The bigger impact of COVID-19, though, was on Gilead's sales of its hepatitis C virus (HCV) and HIV drugs. Gilead reported that HCV product sales plunged 47% year over year in the second quarter to $448 million. Its HIV franchise sales slipped 1% year over year to $4 billion. Part of the problem was that there was significant stockpiling of these drugs in the first quarter of 2020.

Not all of Gilead's problems in Q2 were caused by the coronavirus outbreak, though. The company's 2020 Q2 results also compared negatively to the second quarter of 2019 because of around $160 million of favorable adjustments related to HCV and HIV rebates in Europe recorded in the prior-year period. Sales for pulmonary arterial hypertension drug Letairis and chronic chest pain drug Ranexa continued to slide due to generic competition.

Better days ahead

Investors shouldn't worry much about Gilead's disappointing Q2 results. The biotech should have better days ahead.

In fact, Gilead upped its full-year 2020 revenue guidance. It now expects full-year revenue will be between $23 billion and $25 billion. Gilead's previous outlook was for revenue of $21.8 billion to $22.2 billion. 

What's the main reason for this optimism? Remdesivir. Gilead thinks that it will sell up to 1.5 million courses of the COVID-19 drug during the second half of the year. At a price tag of $2,340 per course, that translates to added revenue of up to $3.5 billion. 

There are plenty of questions about how big a factor remdesivir will be over the longer run, especially as COVID-19 vaccines become available. However, Gilead Sciences CEO Dan O'Day said in the company's Q2 call, "But we know that vaccines are never 100% effective. They're never 100% utilized, so there will always be patients that need therapeutics."

In the meantime, Gilead is already seeing improvement in the markets for its core HIV and HCV drugs. The lifting of shelter-in-place orders has boosted sales as patients return to their normal physician visits.

An easy answer

So is Gilead stock a buy after its ugly Q2 results? I think there's an easy answer -- yes. 

Remdesivir will definitely provide a nice sales boost at least through 2021. My view is that it will continue to be a big winner even beyond then, especially if an inhaled version of the drug for outpatient settings is successful in clinical testing.

Gilead also awaits tremendously important U.S. and European approval decisions for filgotinib in treating rheumatoid arthritis. I expect wins in both markets and look for the drug to become Gilead's first immunology blockbuster over the next couple of years.

HIV drugs Biktarvy and Descovy should continue to deliver strong growth. I'm cautiously optimistic about the prospects for phase 2/3 testing for long-acting HIV candidate lenacapavir as well.

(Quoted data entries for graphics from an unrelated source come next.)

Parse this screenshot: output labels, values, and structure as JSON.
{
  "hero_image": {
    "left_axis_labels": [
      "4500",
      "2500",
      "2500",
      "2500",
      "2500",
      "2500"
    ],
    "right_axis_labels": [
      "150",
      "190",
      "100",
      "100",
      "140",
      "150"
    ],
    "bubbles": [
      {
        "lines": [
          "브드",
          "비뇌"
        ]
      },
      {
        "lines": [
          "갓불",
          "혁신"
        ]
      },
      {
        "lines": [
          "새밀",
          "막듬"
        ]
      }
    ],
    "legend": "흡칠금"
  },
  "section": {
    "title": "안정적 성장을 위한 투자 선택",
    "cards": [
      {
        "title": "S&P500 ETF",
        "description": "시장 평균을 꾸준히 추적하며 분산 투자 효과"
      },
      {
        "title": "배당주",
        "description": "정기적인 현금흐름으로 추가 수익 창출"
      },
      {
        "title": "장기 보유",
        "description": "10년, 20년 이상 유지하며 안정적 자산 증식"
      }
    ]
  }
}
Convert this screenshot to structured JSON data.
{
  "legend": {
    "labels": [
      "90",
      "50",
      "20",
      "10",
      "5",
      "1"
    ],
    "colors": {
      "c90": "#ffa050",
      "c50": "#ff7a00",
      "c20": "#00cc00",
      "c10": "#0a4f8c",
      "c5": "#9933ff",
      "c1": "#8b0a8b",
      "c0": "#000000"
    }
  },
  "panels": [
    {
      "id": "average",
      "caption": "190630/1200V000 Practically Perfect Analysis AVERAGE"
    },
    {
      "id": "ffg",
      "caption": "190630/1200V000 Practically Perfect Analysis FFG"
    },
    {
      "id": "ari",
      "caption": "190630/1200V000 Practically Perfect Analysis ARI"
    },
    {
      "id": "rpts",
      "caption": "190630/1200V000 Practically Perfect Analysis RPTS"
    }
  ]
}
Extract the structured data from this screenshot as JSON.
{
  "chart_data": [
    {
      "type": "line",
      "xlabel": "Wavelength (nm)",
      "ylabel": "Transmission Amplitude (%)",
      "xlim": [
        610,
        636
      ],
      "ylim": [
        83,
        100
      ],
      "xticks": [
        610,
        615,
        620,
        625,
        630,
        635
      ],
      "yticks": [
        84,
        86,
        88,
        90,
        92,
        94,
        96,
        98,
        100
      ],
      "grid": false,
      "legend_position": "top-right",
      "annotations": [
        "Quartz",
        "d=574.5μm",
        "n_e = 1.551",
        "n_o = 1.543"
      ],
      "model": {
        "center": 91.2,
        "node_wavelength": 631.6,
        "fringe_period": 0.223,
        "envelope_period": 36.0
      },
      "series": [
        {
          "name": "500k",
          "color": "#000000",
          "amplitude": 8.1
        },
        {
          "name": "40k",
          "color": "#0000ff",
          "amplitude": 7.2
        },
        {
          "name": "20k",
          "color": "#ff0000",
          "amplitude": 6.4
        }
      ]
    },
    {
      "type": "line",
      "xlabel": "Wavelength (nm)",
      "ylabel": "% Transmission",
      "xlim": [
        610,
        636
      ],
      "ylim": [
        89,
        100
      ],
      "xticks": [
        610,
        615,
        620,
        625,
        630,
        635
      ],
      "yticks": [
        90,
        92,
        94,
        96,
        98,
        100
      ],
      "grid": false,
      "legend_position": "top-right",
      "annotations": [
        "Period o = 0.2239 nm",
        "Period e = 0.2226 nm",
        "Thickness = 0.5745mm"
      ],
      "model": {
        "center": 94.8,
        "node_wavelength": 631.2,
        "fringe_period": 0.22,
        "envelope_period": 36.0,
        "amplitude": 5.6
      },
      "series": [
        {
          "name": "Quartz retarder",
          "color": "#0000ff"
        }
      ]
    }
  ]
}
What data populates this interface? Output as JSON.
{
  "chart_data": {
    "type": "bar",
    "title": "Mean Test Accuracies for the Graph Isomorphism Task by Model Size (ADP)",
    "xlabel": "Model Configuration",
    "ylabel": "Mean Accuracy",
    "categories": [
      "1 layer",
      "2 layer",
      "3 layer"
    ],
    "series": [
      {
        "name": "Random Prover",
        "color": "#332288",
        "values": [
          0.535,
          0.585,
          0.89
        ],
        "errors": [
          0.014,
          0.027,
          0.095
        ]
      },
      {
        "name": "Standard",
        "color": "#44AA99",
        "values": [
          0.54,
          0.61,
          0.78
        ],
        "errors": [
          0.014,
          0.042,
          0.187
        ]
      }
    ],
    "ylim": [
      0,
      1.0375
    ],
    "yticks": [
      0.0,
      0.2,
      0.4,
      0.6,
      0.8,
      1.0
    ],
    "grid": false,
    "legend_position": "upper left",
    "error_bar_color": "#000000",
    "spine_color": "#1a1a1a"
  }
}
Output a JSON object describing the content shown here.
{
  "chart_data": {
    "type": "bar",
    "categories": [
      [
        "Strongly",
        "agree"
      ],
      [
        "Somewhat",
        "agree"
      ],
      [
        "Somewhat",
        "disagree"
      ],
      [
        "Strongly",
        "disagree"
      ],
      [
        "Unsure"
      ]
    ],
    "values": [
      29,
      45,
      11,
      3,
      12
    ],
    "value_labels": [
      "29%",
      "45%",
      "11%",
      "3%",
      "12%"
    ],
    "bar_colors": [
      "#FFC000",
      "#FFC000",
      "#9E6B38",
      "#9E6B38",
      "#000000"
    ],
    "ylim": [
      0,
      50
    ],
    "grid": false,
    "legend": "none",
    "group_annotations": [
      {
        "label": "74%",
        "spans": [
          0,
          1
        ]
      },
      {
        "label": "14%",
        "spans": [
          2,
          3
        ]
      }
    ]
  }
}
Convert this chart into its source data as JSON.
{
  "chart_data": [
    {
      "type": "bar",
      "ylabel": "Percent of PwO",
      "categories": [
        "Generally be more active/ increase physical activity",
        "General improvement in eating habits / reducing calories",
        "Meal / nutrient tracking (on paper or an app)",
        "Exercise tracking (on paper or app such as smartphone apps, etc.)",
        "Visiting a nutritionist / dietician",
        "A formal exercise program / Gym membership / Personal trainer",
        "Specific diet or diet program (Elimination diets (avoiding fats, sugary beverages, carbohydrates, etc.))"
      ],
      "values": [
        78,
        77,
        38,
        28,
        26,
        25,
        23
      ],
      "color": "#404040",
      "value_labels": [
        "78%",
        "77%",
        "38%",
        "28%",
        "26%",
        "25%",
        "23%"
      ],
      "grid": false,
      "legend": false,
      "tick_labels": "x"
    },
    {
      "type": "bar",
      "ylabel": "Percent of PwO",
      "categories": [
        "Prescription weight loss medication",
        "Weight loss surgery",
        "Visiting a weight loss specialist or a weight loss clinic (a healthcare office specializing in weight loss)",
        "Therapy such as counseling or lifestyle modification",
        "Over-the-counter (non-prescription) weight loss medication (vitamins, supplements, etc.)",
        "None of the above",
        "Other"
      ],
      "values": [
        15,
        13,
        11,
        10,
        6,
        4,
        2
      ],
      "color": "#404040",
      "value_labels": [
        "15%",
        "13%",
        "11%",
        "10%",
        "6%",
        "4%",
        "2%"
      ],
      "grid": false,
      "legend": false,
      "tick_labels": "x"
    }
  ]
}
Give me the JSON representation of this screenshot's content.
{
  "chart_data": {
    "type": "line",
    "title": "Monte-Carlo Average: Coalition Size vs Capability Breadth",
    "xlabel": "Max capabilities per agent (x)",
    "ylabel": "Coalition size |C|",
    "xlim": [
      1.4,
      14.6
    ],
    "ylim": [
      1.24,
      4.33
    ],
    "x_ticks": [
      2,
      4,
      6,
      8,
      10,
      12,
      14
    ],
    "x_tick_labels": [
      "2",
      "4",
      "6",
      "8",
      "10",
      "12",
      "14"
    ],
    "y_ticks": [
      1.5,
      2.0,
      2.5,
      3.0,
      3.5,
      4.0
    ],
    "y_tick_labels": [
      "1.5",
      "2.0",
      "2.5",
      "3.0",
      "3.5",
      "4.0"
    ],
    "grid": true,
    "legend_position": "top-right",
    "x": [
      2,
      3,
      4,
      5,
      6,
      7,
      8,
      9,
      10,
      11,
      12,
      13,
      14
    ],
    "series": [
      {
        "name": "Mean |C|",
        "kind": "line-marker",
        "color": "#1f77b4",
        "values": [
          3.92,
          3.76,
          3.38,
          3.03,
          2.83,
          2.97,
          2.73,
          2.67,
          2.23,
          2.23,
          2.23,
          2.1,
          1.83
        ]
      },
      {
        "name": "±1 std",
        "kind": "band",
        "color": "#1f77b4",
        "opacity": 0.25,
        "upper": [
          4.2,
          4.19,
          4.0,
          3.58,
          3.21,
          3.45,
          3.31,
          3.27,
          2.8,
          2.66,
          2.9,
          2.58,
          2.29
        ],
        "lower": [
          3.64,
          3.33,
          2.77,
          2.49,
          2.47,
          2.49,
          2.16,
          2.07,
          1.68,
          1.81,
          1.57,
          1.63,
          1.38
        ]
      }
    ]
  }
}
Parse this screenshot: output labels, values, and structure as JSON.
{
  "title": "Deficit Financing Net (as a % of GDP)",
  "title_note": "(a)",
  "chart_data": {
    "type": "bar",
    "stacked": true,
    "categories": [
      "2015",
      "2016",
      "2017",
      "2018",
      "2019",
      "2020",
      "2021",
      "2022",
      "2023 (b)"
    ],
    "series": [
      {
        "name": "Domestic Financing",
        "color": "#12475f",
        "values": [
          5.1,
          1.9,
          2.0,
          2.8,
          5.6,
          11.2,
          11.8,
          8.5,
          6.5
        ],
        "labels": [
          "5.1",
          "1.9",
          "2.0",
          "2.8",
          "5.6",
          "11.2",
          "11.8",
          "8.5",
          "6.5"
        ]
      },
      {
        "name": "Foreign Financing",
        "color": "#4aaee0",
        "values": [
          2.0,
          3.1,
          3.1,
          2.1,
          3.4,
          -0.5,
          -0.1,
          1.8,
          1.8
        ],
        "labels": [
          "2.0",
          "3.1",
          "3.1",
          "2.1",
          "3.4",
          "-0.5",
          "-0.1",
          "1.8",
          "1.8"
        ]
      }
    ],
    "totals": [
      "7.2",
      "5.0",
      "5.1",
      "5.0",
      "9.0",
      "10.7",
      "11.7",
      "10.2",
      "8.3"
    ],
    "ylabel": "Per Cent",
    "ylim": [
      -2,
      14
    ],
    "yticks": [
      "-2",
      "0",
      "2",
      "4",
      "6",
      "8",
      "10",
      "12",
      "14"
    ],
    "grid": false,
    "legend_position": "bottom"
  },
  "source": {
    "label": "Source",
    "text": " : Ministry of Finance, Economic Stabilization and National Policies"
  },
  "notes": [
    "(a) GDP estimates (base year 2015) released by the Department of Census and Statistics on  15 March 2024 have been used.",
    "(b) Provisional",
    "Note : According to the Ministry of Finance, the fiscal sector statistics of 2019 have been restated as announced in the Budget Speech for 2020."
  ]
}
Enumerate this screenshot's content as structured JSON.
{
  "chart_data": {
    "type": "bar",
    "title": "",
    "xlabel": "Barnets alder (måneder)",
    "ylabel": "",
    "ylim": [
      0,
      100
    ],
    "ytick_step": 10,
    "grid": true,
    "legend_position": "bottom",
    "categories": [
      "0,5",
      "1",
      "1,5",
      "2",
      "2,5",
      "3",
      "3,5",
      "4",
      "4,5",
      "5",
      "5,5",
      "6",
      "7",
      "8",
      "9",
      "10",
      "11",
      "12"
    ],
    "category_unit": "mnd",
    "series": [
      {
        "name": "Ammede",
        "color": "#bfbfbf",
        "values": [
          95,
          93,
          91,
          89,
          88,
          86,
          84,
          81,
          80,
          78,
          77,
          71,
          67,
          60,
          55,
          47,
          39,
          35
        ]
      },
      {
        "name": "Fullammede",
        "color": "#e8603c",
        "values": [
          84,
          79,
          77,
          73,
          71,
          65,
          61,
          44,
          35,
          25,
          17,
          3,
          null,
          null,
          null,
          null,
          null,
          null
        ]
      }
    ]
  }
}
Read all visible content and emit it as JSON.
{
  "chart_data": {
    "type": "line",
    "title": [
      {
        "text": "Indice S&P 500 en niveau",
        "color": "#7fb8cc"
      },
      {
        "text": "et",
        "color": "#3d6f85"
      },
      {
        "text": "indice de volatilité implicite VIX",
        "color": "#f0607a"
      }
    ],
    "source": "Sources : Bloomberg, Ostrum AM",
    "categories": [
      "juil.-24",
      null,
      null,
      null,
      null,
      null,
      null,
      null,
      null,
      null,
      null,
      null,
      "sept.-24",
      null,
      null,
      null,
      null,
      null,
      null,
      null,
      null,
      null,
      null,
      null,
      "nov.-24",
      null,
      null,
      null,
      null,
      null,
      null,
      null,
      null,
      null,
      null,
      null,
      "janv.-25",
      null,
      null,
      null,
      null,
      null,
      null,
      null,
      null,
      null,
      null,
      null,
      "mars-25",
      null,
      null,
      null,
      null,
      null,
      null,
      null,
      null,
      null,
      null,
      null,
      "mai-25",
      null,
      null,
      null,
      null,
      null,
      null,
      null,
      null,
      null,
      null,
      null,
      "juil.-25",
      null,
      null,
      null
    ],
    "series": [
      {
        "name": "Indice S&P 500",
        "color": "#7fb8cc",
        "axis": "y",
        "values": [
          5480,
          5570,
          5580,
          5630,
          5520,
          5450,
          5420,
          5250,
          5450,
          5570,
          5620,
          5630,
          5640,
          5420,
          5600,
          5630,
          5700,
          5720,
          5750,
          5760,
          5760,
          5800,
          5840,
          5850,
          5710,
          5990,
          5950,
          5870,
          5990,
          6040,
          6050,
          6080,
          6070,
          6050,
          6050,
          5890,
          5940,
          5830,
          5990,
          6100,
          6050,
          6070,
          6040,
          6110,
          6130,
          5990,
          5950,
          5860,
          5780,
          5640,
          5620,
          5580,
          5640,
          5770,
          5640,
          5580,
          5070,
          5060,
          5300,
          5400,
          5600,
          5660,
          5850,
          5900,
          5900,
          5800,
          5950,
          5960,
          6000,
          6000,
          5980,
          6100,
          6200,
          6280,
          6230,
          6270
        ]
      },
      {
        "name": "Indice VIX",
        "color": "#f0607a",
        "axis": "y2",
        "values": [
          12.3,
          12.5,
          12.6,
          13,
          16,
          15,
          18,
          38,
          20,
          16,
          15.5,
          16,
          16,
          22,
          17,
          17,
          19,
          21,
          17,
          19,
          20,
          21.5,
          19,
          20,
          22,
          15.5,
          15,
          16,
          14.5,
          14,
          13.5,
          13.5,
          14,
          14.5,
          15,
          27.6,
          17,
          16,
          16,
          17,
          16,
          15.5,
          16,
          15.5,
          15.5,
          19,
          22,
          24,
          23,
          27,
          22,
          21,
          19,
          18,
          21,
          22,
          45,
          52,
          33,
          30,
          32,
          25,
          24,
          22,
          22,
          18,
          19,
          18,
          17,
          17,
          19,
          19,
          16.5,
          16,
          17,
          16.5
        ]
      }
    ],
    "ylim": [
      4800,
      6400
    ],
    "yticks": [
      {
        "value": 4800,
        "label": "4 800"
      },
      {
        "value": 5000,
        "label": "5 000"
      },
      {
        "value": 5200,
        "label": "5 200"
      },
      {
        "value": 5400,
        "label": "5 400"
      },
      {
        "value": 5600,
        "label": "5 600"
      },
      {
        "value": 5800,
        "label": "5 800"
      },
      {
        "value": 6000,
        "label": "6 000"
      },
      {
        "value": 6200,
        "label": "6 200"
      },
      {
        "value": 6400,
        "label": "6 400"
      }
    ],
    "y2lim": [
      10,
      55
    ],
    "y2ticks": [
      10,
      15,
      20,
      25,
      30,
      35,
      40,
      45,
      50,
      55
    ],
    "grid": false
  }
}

I also think that Gilead's oncology acquisitions will begin to pay off in a major way. Sales are steadily climbing for chimeric antigen receptor T cell (CAR-T) therapy Yescarta, which Gilead picked up with its 2017 acquisition of Kite. Gilead recently won FDA approval for its second Kite CAR-T therapy, Tecartus, as a treatment for relapsed or refractory mantle cell lymphoma (MCL). Gilead now has a late-stage cancer candidate that isn't a cell therapy thanks to its acquisition earlier this year of Forty Seven. 

My view is that Gilead is a bargain considering the growth potential that it has. The biotech stock trades at less than 11 times expected earnings. With an attractive dividend yield of nearly 4% thrown into the mix, Gilead appears to be a great pick right now.